Les évacuations en train, qui avaient été interrompues en raison de la destruction d’une partie de la voie ferrée, avaient repris dans la nuit de jeudi à vendredi, selon le gouverneur de la région de Louhansk, Serguiï Gaïdaï, qui encourageait depuis plusieurs jours ses habitants à partir pour ne pas « se condamner à la mort ».

Menacée à son tour de frappes, le grand port d’Odessa, dans le sud sur la mer Noire, va connaître un couvre-feu de samedi soir à lundi matin, ont annoncé les autorités locales.  

Cercle du Kremlin

À la suite des révélations sur les exactions en Ukraine, la Russie avait été suspendue jeudi par un vote du Conseil des droits de l’homme de l’ONU et a été la cible de nouvelles sanctions économiques occidentales, qui n’empêchent cependant pas le rouble, la monnaie russe, d’avoir retrouvé de la vigueur depuis un mois.

Effet de cette bonne tenue, la Banque centrale russe a même annoncé vendredi qu’elle réautorisait à partir du 18 avril la vente de devises étrangères, qui avait été suspendue début mars.      

Le Royaume-Uni a lui décidé de sanctionner les deux filles du président Poutine et celle du chef de la diplomatie Sergueï Lavrov, disant vouloir s’en prendre au « train de vie fastueux du cercle rapproché du Kremlin ». L’UE a également sanctionné les deux filles du chef du Kremlin, désormais inscrites sur sa liste noire.    

Elle avait déjà adopté jeudi soir un nouveau train de mesures punitives, avec notamment un prochain arrêt des importations de charbon russe. C’est la toute première fois que les Européens frappent le secteur énergétique russe, dont ils sont très dépendants.

Bruxelles prévoit aussi de nouvelles sanctions contre des banques russes ainsi que la fermeture des ports européens aux navires russes. Parallèlement, l’UE est prête à débloquer 500 millions d’euros de plus pour financer des armes pour l’Ukraine.

Kyiv réclame la fourniture « immédiate » d’armes, avant qu’il ne soit trop tard pour faire face à une nouvelle offensive russe dans l’Est.

Le Royaume-Uni a annoncé l’envoi de missiles antichars et antiaériens supplémentaires. Et la Slovaquie « fait don » à Kyiv de systèmes de défense antiaérienne S-300, de conception soviétique.

En Russie, le ministère de la Justice a décidé vendredi de fermer les locaux de plusieurs ONG réputées de défense des droits humains, dont Amnistie internationale et Human Rights Watch.     

Les répercussions indirectes du conflit se font par ailleurs toujours sentir dans le monde.

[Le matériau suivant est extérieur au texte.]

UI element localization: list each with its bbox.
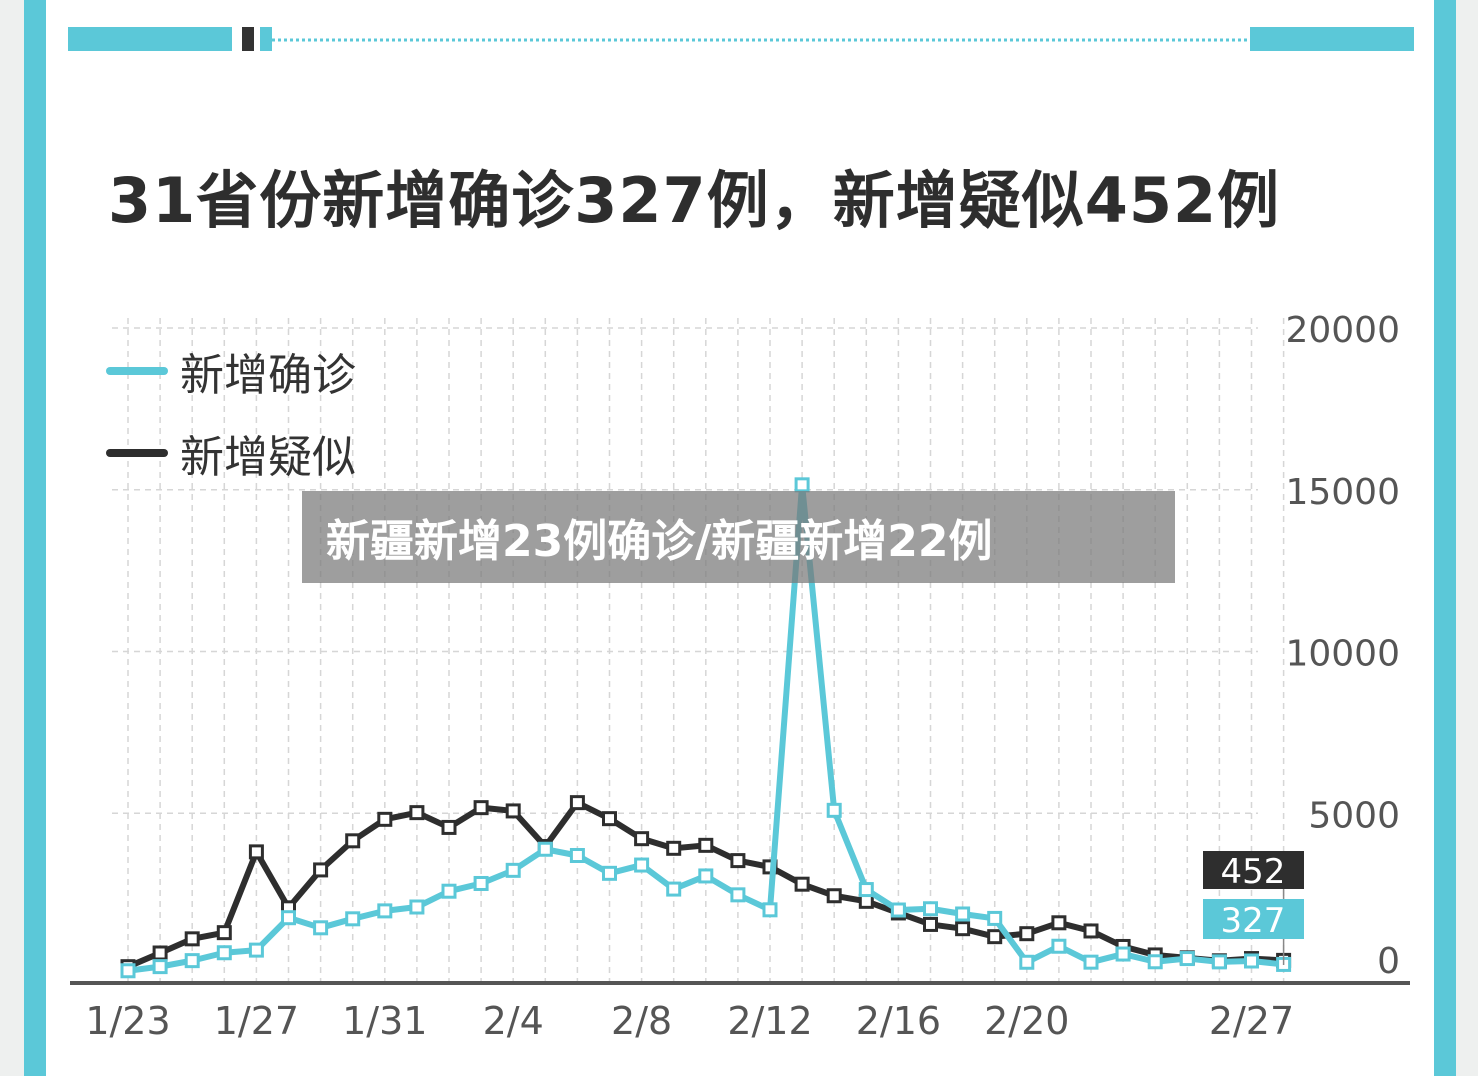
end-label-confirmed: 327 [1221,901,1286,941]
series-confirmed-point [537,841,553,857]
legend-item-suspected: 新增疑似 [106,412,356,494]
series-suspected-point [1051,915,1067,931]
series-confirmed-point [1211,954,1227,970]
series-suspected-point [1083,923,1099,939]
series-suspected-point [569,795,585,811]
series-confirmed-point [602,865,617,881]
legend-item-confirmed: 新增确诊 [106,330,356,412]
chart-title: 31省份新增确诊327例，新增疑似452例 [108,164,1281,237]
series-confirmed-point [730,887,746,903]
x-tick-label: 2/8 [611,999,672,1043]
series-suspected-point [698,837,714,853]
x-tick-label: 2/4 [483,999,544,1043]
series-suspected-point [666,840,682,856]
x-tick-label: 2/12 [727,999,812,1043]
series-confirmed-point [377,903,393,919]
series-confirmed-point [441,883,457,899]
series-suspected-point [634,831,650,847]
series-suspected-point [858,893,874,909]
series-suspected-point [313,862,329,878]
series-confirmed-point [120,963,136,979]
series-confirmed-point [1147,954,1163,970]
legend-swatch-suspected [106,449,168,457]
caption-banner: 新疆新增23例确诊/新疆新增22例 [302,491,1175,583]
legend: 新增确诊 新增疑似 [106,330,356,494]
series-suspected-point [216,925,232,941]
series-suspected-point [730,853,746,869]
legend-label-suspected: 新增疑似 [180,432,356,483]
y-tick-label: 15000 [1285,472,1400,513]
series-suspected-point [602,811,617,827]
series-confirmed-point [184,953,200,969]
series-suspected-point [152,945,168,961]
series-suspected-point [441,819,457,835]
series-confirmed-point [313,920,329,936]
header-bar-right [1250,27,1414,51]
series-confirmed-point [890,902,906,918]
series-confirmed-point [762,902,778,918]
series-confirmed-point [1244,953,1259,969]
x-tick-label: 1/27 [214,999,299,1043]
series-suspected-point [505,803,521,819]
y-tick-label: 10000 [1285,634,1400,675]
header-bar-mark-2 [260,27,272,51]
series-suspected-point [473,800,489,816]
series-suspected-point [377,811,393,827]
series-confirmed-point [505,862,521,878]
x-tick-label: 1/23 [85,999,170,1043]
series-suspected-point [987,929,1003,945]
series-suspected-point [923,916,938,932]
series-suspected-point [826,888,842,904]
y-tick-label: 0 [1377,941,1400,982]
y-tick-label: 20000 [1285,310,1400,351]
series-confirmed-point [473,875,489,891]
caption-text: 新疆新增23例确诊/新疆新增22例 [326,516,993,567]
series-suspected-point [1019,926,1035,942]
end-label-box-suspected [1203,851,1304,889]
series-confirmed-point [345,911,361,927]
series-confirmed-point [826,802,842,818]
series-confirmed-point [569,847,585,863]
x-tick-label: 1/31 [342,999,427,1043]
series-confirmed-point [955,906,971,922]
series-confirmed-point [923,901,938,917]
series-confirmed-point [248,942,264,958]
series-confirmed-point [152,959,168,975]
legend-swatch-confirmed [106,367,168,375]
series-suspected-point [248,844,264,860]
series-confirmed-point [1115,946,1131,962]
end-label-suspected: 452 [1221,852,1286,892]
series-confirmed-point [698,868,714,884]
legend-label-confirmed: 新增确诊 [180,350,356,401]
x-tick-label: 2/20 [984,999,1069,1043]
series-confirmed-point [1019,954,1035,970]
x-tick-label: 2/27 [1209,999,1294,1043]
header-bar-mark [242,27,254,51]
series-confirmed-point [1179,951,1195,967]
series-confirmed-point [794,477,810,493]
series-suspected-point [955,921,971,937]
series-confirmed-point [858,882,874,898]
series-confirmed-point [216,945,232,961]
series-confirmed-point [281,910,296,926]
series-suspected-point [184,931,200,947]
series-confirmed-point [634,857,650,873]
series-confirmed-point [666,881,682,897]
series-suspected-point [345,833,361,849]
grid [112,318,1285,983]
end-label-box-confirmed [1203,899,1304,939]
x-tick-label: 2/16 [856,999,941,1043]
y-tick-label: 5000 [1308,795,1400,836]
series-suspected-point [409,805,425,821]
series-confirmed-point [1083,954,1099,970]
series-confirmed-point [1051,938,1067,954]
header-bar-left [68,27,232,51]
series-confirmed-point [409,899,425,915]
series-suspected-point [794,876,810,892]
series-confirmed-point [987,910,1003,926]
series-confirmed-group [120,477,1292,979]
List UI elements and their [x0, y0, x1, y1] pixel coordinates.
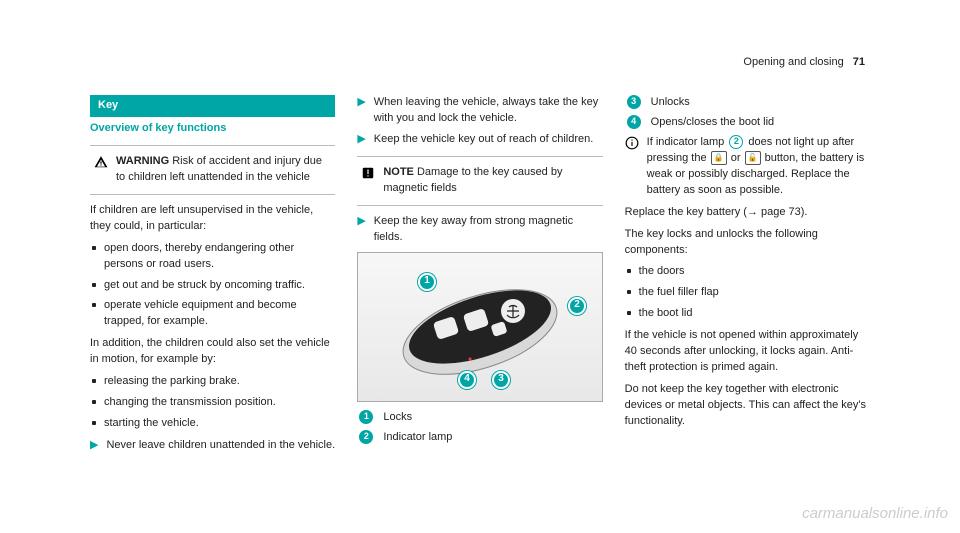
warning-icon — [94, 155, 108, 169]
keep-away-text: Do not keep the key together with electr… — [625, 382, 870, 430]
list-item: the doors — [625, 264, 870, 280]
legend-marker-3: 3 — [627, 95, 641, 109]
section-bar-key: Key — [90, 95, 335, 117]
info-text-c: or — [731, 152, 744, 164]
legend-text: Indicator lamp — [383, 430, 452, 446]
legend-item-3: 3 Unlocks — [625, 95, 870, 111]
list-item: the boot lid — [625, 306, 870, 322]
step-item: ▶ Keep the vehicle key out of reach of c… — [357, 132, 602, 148]
list-item: get out and be struck by oncoming traffi… — [90, 278, 335, 294]
section-subheading: Overview of key functions — [90, 117, 335, 145]
key-fob-image: 1 2 3 4 — [357, 252, 602, 402]
warning-box: WARNING Risk of accident and injury due … — [90, 145, 335, 195]
legend-text: Locks — [383, 410, 412, 426]
callout-4: 4 — [458, 371, 476, 389]
legend-text: Unlocks — [651, 95, 690, 111]
warning-label: WARNING — [116, 155, 169, 167]
note-box: NOTE Damage to the key caused by magneti… — [357, 156, 602, 206]
legend-marker-2: 2 — [359, 430, 373, 444]
legend-item-1: 1 Locks — [357, 410, 602, 426]
unlock-button-icon: 🔓 — [745, 151, 761, 165]
info-text-a: If indicator lamp — [647, 136, 728, 148]
key-fob-svg — [380, 267, 580, 387]
column-3: 3 Unlocks 4 Opens/closes the boot lid If… — [625, 95, 870, 459]
note-icon — [361, 166, 375, 180]
step-item: ▶ Keep the key away from strong magnetic… — [357, 214, 602, 246]
info-icon — [625, 136, 639, 150]
list-item: operate vehicle equipment and become tra… — [90, 298, 335, 330]
step-arrow-icon: ▶ — [357, 214, 365, 246]
relock-text: If the vehicle is not opened within appr… — [625, 328, 870, 376]
list-item: starting the vehicle. — [90, 416, 335, 432]
warning-mid: In addition, the children could also set… — [90, 336, 335, 368]
step-arrow-icon: ▶ — [90, 438, 98, 454]
page-number: 71 — [853, 56, 865, 68]
lock-button-icon: 🔒 — [711, 151, 727, 165]
step-text: Keep the key away from strong magnetic f… — [374, 214, 603, 246]
legend-item-4: 4 Opens/closes the boot lid — [625, 115, 870, 131]
callout-1: 1 — [418, 273, 436, 291]
page-header: Opening and closing 71 — [743, 55, 865, 71]
inline-ref-2: 2 — [729, 135, 743, 149]
legend-text: Opens/closes the boot lid — [651, 115, 775, 131]
step-text: Keep the vehicle key out of reach of chi… — [374, 132, 594, 148]
watermark: carmanualsonline.info — [802, 503, 948, 525]
legend-marker-1: 1 — [359, 410, 373, 424]
replace-battery-text: Replace the key battery (→ page 73). — [625, 205, 870, 221]
step-text: When leaving the vehicle, always take th… — [374, 95, 603, 127]
list-item: open doors, thereby endangering other pe… — [90, 241, 335, 273]
step-item: ▶ When leaving the vehicle, always take … — [357, 95, 602, 127]
list-item: releasing the parking brake. — [90, 374, 335, 390]
components-list: the doors the fuel filler flap the boot … — [625, 264, 870, 322]
legend-item-2: 2 Indicator lamp — [357, 430, 602, 446]
column-1: Key Overview of key functions WARNING Ri… — [90, 95, 335, 459]
section-name: Opening and closing — [743, 56, 843, 68]
warning-intro: If children are left unsupervised in the… — [90, 203, 335, 235]
list-item: the fuel filler flap — [625, 285, 870, 301]
step-arrow-icon: ▶ — [357, 132, 365, 148]
components-intro: The key locks and unlocks the following … — [625, 227, 870, 259]
info-note: If indicator lamp 2 does not light up af… — [625, 135, 870, 199]
note-label: NOTE — [383, 166, 414, 178]
step-item: ▶ Never leave children unattended in the… — [90, 438, 335, 454]
column-2: ▶ When leaving the vehicle, always take … — [357, 95, 602, 459]
legend-marker-4: 4 — [627, 115, 641, 129]
callout-3: 3 — [492, 371, 510, 389]
warning-list-1: open doors, thereby endangering other pe… — [90, 241, 335, 331]
step-text: Never leave children unattended in the v… — [106, 438, 335, 454]
warning-list-2: releasing the parking brake. changing th… — [90, 374, 335, 432]
step-arrow-icon: ▶ — [357, 95, 365, 127]
callout-2: 2 — [568, 297, 586, 315]
list-item: changing the transmission position. — [90, 395, 335, 411]
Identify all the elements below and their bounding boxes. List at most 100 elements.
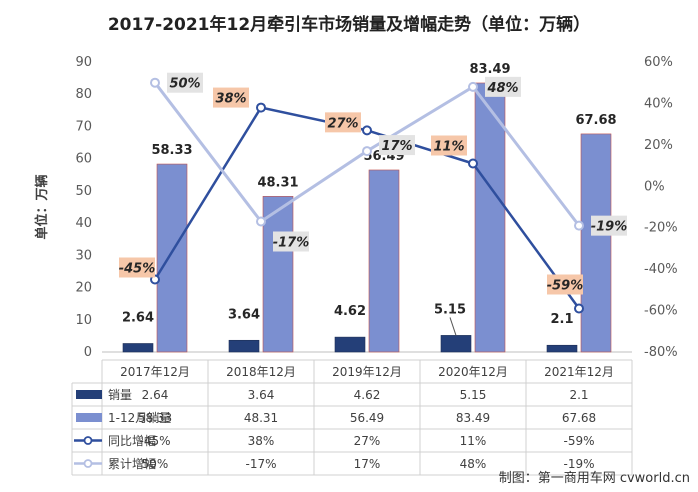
line-label-box [213, 87, 249, 108]
table-cell: -45% [139, 434, 170, 448]
line-label-box [119, 257, 155, 278]
line-value-label: 38% [215, 92, 246, 107]
x-tick-label: 2021年12月 [544, 365, 614, 379]
y-tick-label: 80 [75, 87, 92, 102]
line-label-box [167, 72, 203, 93]
table-cell: 56.49 [350, 411, 384, 425]
legend-key [76, 390, 102, 399]
x-tick-label: 2020年12月 [438, 365, 508, 379]
legend-label: 销量 [108, 388, 132, 402]
table-cell: 4.62 [354, 388, 381, 402]
line-point [362, 146, 372, 157]
y-tick-label: 20 [75, 281, 92, 296]
legend-label: 1-12月销量 [108, 411, 171, 425]
x-tick-label: 2019年12月 [332, 365, 402, 379]
legend-key [76, 413, 102, 422]
line-yoy-growth [153, 106, 581, 310]
bar-value-label: 58.33 [151, 143, 192, 158]
chart-title: 2017-2021年12月牵引车市场销量及增幅走势（单位：万辆） [107, 15, 591, 35]
bar-monthly [334, 336, 366, 353]
data-label-leader [449, 317, 457, 336]
bar-value-label: 83.49 [469, 62, 510, 77]
legend-label: 同比增幅 [108, 433, 156, 448]
bar-cumulative [262, 196, 294, 353]
bar-cumulative [156, 163, 188, 353]
line-label-box [325, 112, 361, 133]
bar-monthly [546, 344, 578, 353]
line-label-box [273, 231, 309, 252]
bar-value-label: 5.15 [434, 302, 466, 317]
bar-value-label: 48.31 [257, 175, 298, 190]
x-tick-label: 2017年12月 [120, 365, 190, 379]
y-tick-label: 90 [75, 55, 92, 70]
y2-tick-label: 0% [644, 179, 665, 194]
table-cell: -59% [563, 434, 594, 448]
line-point [256, 102, 266, 113]
bar-cumulative [368, 169, 400, 353]
y-tick-label: 60 [75, 152, 92, 167]
table-cell: 17% [354, 457, 381, 471]
legend-label: 累计增幅 [108, 456, 156, 471]
table-cell: 48.31 [244, 411, 278, 425]
bar-value-label: 3.64 [228, 307, 260, 322]
bar-value-label: 67.68 [575, 113, 616, 128]
bar-cumulative [580, 133, 612, 353]
line-value-label: -17% [273, 236, 310, 251]
legend-key [83, 436, 93, 445]
table-cell: 2.64 [142, 388, 169, 402]
line-point [150, 77, 160, 88]
table-cell: 11% [460, 434, 487, 448]
line-label-box [547, 274, 583, 295]
y2-tick-label: 60% [644, 55, 673, 70]
table-cell: 67.68 [562, 411, 596, 425]
y-tick-label: 0 [84, 345, 92, 360]
y-tick-label: 70 [75, 119, 92, 134]
bar-monthly [228, 339, 260, 353]
line-label-box [379, 135, 415, 156]
bar-value-label: 2.64 [122, 310, 154, 325]
y-axis-label: 单位：万辆 [34, 174, 50, 239]
line-point [362, 125, 372, 136]
y2-tick-label: -60% [644, 304, 678, 319]
line-point [256, 216, 266, 227]
legend-key [83, 459, 93, 468]
y-tick-label: 40 [75, 216, 92, 231]
y2-tick-label: -80% [644, 345, 678, 360]
y-tick-label: 50 [75, 184, 92, 199]
y-tick-label: 30 [75, 248, 92, 263]
table-cell: 58.33 [138, 411, 172, 425]
bar-monthly [122, 343, 154, 353]
line-value-label: 48% [486, 81, 518, 96]
watermark: 制图：第一商用车网 cvworld.cn [498, 471, 690, 486]
bar-cumulative [474, 82, 506, 353]
bar-value-label: 4.62 [334, 304, 366, 319]
bar-value-label: 2.1 [550, 312, 573, 327]
table-cell: 48% [460, 457, 487, 471]
line-value-label: 50% [169, 77, 200, 92]
table-cell: 2.1 [569, 388, 588, 402]
y2-tick-label: 20% [644, 138, 673, 153]
table-cell: -17% [245, 457, 276, 471]
y2-tick-label: -20% [644, 221, 678, 236]
line-value-label: 11% [433, 140, 464, 155]
x-tick-label: 2018年12月 [226, 365, 296, 379]
line-value-label: -45% [119, 262, 156, 277]
y2-tick-label: -40% [644, 262, 678, 277]
table-cell: 83.49 [456, 411, 490, 425]
line-value-label: -59% [547, 279, 584, 294]
line-value-label: 27% [327, 116, 358, 131]
line-point [574, 220, 584, 231]
line-point [468, 158, 478, 169]
line-value-label: -19% [591, 220, 628, 235]
table-cell: 50% [142, 457, 169, 471]
table-cell: 5.15 [460, 388, 487, 402]
line-label-box [591, 215, 627, 236]
table-cell: 3.64 [248, 388, 275, 402]
line-label-box [485, 76, 521, 97]
y2-tick-label: 40% [644, 96, 673, 111]
table-cell: 38% [248, 434, 275, 448]
line-point [468, 81, 478, 92]
line-point [574, 303, 584, 314]
y-tick-label: 10 [75, 313, 92, 328]
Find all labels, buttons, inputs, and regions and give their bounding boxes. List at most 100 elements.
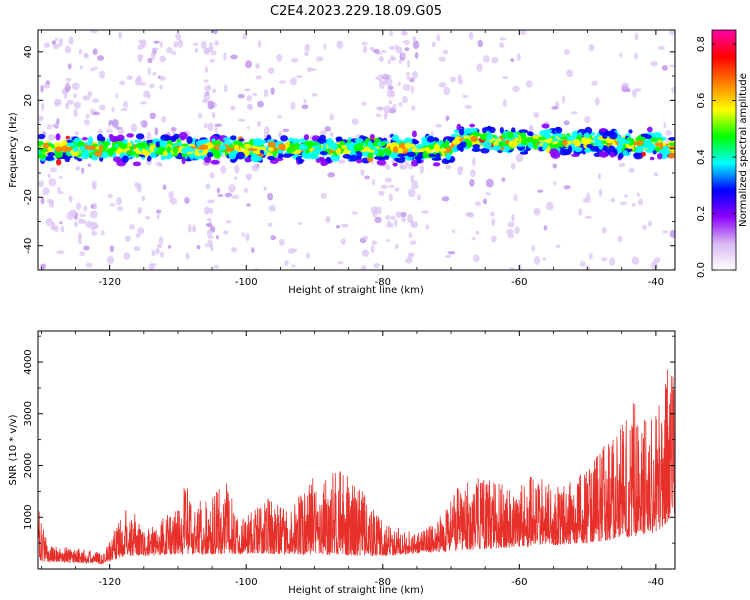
heatmap-noise-cell <box>255 63 260 69</box>
y-tick-label: -20 <box>23 189 34 205</box>
heatmap-cell <box>409 143 416 148</box>
heatmap-cell <box>367 140 373 149</box>
heatmap-cell <box>520 132 527 140</box>
heatmap-noise-cell <box>588 253 593 260</box>
heatmap-noise-cell <box>385 166 391 170</box>
heatmap-noise-cell <box>594 97 600 106</box>
heatmap-noise-cell <box>60 225 65 233</box>
heatmap-noise-cell <box>111 106 115 113</box>
heatmap-noise-cell <box>387 85 394 91</box>
x-tick-label: -80 <box>375 577 391 588</box>
heatmap-cell <box>149 151 157 158</box>
heatmap-noise-cell <box>246 126 250 130</box>
heatmap-noise-cell <box>409 252 415 257</box>
heatmap-noise-cell <box>136 75 142 83</box>
heatmap-cell <box>598 151 609 158</box>
heatmap-noise-cell <box>79 213 86 218</box>
heatmap-noise-cell <box>192 225 197 233</box>
heatmap-noise-cell <box>401 95 408 104</box>
heatmap-cell <box>459 128 465 136</box>
heatmap-cell <box>438 148 447 152</box>
heatmap-noise-cell <box>278 238 285 246</box>
heatmap-cell <box>280 135 289 142</box>
heatmap-noise-cell <box>306 67 313 73</box>
heatmap-noise-cell <box>485 192 491 196</box>
heatmap-cell <box>518 129 529 134</box>
heatmap-noise-cell <box>624 194 628 198</box>
heatmap-noise-cell <box>408 232 413 239</box>
x-tick-label: -60 <box>511 577 527 588</box>
heatmap-cell <box>268 146 274 152</box>
heatmap-noise-cell <box>203 206 210 215</box>
heatmap-cell <box>247 147 258 152</box>
heatmap-cell <box>114 144 119 148</box>
heatmap-noise-cell <box>329 132 334 138</box>
heatmap-cell <box>66 142 76 147</box>
heatmap-noise-cell <box>320 192 327 199</box>
heatmap-noise-cell <box>118 31 123 40</box>
heatmap-noise-cell <box>75 166 81 171</box>
heatmap-noise-cell <box>402 84 411 91</box>
heatmap-noise-cell <box>165 47 173 54</box>
heatmap-noise-cell <box>370 245 375 254</box>
heatmap-noise-cell <box>263 88 269 97</box>
heatmap-noise-cell <box>435 123 442 128</box>
heatmap-cell <box>414 155 422 161</box>
heatmap-noise-cell <box>297 222 302 226</box>
heatmap-cell <box>636 145 644 153</box>
heatmap-cell <box>372 147 379 155</box>
heatmap-noise-cell <box>277 115 283 119</box>
heatmap-noise-cell <box>325 216 331 223</box>
heatmap-cell <box>186 136 193 145</box>
heatmap-noise-cell <box>384 78 393 86</box>
heatmap-noise-cell <box>92 98 100 103</box>
heatmap-noise-cell <box>633 52 638 60</box>
heatmap-noise-cell <box>207 235 214 239</box>
heatmap-noise-cell <box>56 118 60 125</box>
heatmap-noise-cell <box>410 219 414 225</box>
y-tick-label: 0 <box>23 146 34 152</box>
heatmap-cell <box>433 143 440 152</box>
heatmap-noise-cell <box>116 197 122 206</box>
heatmap-noise-cell <box>445 164 452 170</box>
heatmap-noise-cell <box>411 71 418 79</box>
heatmap-noise-cell <box>246 95 253 102</box>
heatmap-cell <box>526 131 532 136</box>
heatmap-cell <box>335 136 343 142</box>
heatmap-noise-cell <box>351 118 359 125</box>
snr-y-ticks: 1000 2000 3000 4000 <box>23 335 675 544</box>
heatmap-noise-cell <box>380 184 389 190</box>
heatmap-noise-cell <box>58 38 64 47</box>
heatmap-noise-cell <box>563 185 571 190</box>
heatmap-noise-cell <box>246 203 251 207</box>
heatmap-noise-cell <box>216 187 221 194</box>
heatmap-cell <box>668 137 675 141</box>
heatmap-noise-cell <box>419 164 425 174</box>
heatmap-noise-cell <box>512 85 520 93</box>
heatmap-cell <box>406 151 416 158</box>
heatmap-noise-cell <box>205 223 213 228</box>
heatmap-noise-cell <box>394 219 398 228</box>
heatmap-cell <box>225 147 234 152</box>
heatmap-noise-cell <box>409 77 415 83</box>
heatmap-noise-cell <box>207 84 211 90</box>
heatmap-noise-cell <box>499 37 507 41</box>
heatmap-noise-cell <box>533 111 540 118</box>
heatmap-noise-cell <box>390 215 396 221</box>
heatmap-noise-cell <box>410 85 415 94</box>
heatmap-noise-cell <box>267 222 273 227</box>
heatmap-cell <box>385 148 392 156</box>
heatmap-noise-cell <box>438 56 446 62</box>
colorbar-tick-label: 0.4 <box>696 149 707 165</box>
heatmap-noise-cell <box>126 75 133 80</box>
heatmap-noise-cell <box>153 40 160 44</box>
heatmap-noise-cell <box>255 75 263 80</box>
heatmap-noise-cell <box>73 93 78 99</box>
heatmap-noise-cell <box>117 206 124 211</box>
heatmap-cell <box>469 123 475 128</box>
heatmap-noise-cell <box>43 83 51 89</box>
heatmap-cell <box>273 150 278 158</box>
heatmap-noise-cell <box>40 197 45 205</box>
heatmap-noise-cell <box>621 82 629 88</box>
heatmap-noise-cell <box>209 172 215 179</box>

L’Organisation des Nations unies pour l’alimentation et l’agriculture a ainsi souligné vendredi que les prix mondiaux des denrées alimentaires avaient atteint en mars leurs « plus hauts niveaux jamais enregistrés », la guerre en Ukraine bouleversant les marchés des céréales et des huiles végétales.  

PHOTO FADEL SENNA, AGENCE FRANCE-PRESSE

Un soldat ukrainien à Severodonetsk, dans la région du Donbass.

Une annonce qui fait craindre une crise alimentaire mondiale et de possibles troubles socio-politiques qui pourraient en découler dans certains pays.